Ok, oui je suis célibataire. Ça ne veut pourtant pas dire que j’suis disposé à rencontrer quelqu’un pour autant.
Numéro 1, pourquoi est-ce que tu m’appelles et me texte à chaque jour? Tu prends de mes nouvelles, tu me demandes comment je me sens, si je vais bien… Si j’ai passé une belle journée… La fille naïve en moi a voulu croire que c’était par pure gentillesse, par amitié…
Seulement, j’avais oublié que les relations H-F… ça n’est jamais que de l’amitié. Il y a toujours un intérêt derrière une «bonne» intention…
Numéro 2, tu m’invites à sortir pour me changer les idées. Ton but étant de me faire sourire, me faire rire… Pour ça, bravo. 10 sur 10. Mais à la fin de la soirée, ces textos sont de trop. Je n’ai pas envie de les lire… Je n’ai pas envie de dealer avec ça.

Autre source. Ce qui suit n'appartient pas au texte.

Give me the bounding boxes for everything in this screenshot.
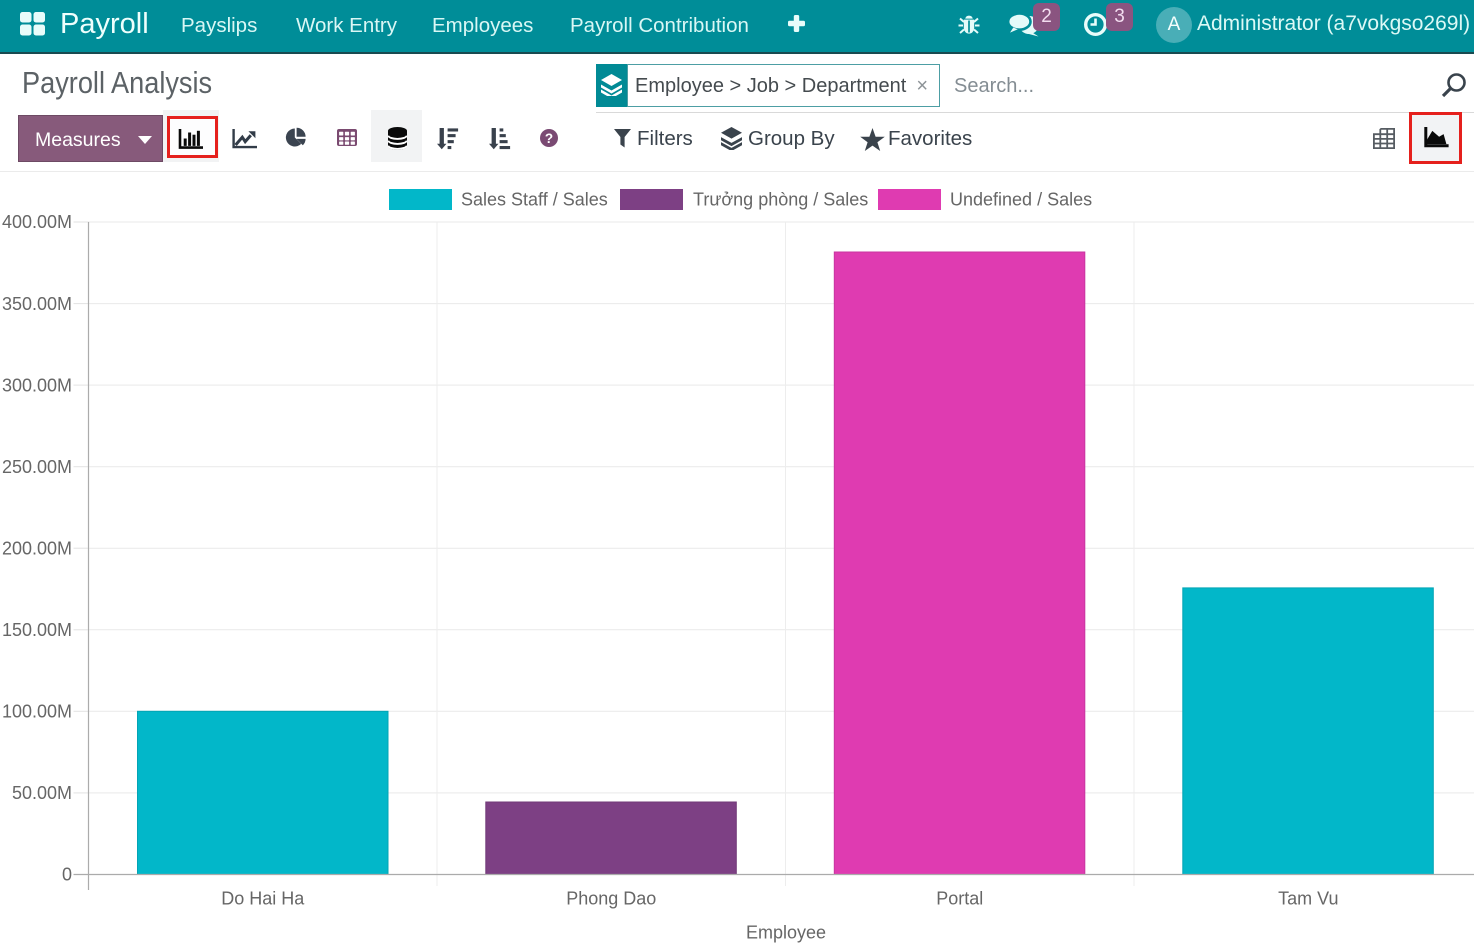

Je n’ai pas oublié T. Je l’aime encore. Même s’il ne m’aime plus. Et oui… je sais que ça ne sert à rien, que je me fais du mal, qu’il ne reviendra pas. Mais, je l’aime. Je l’aime comme le premier jour où j’ai décidé de l’aimer. Je n’ai jamais changé mon discours. Je savais que je le voulais dans ma vie. Et maintenant, je sais, qu’il me manque.
Je pleure. Je n’avais pas versé une larme depuis son départ. J’en étais incapable. La surprise m’a plongé dans une torpeur. Mais ce soir, j’ai mal. Je réalise qu’il n’est plus là, qu’il ne reviendra pas.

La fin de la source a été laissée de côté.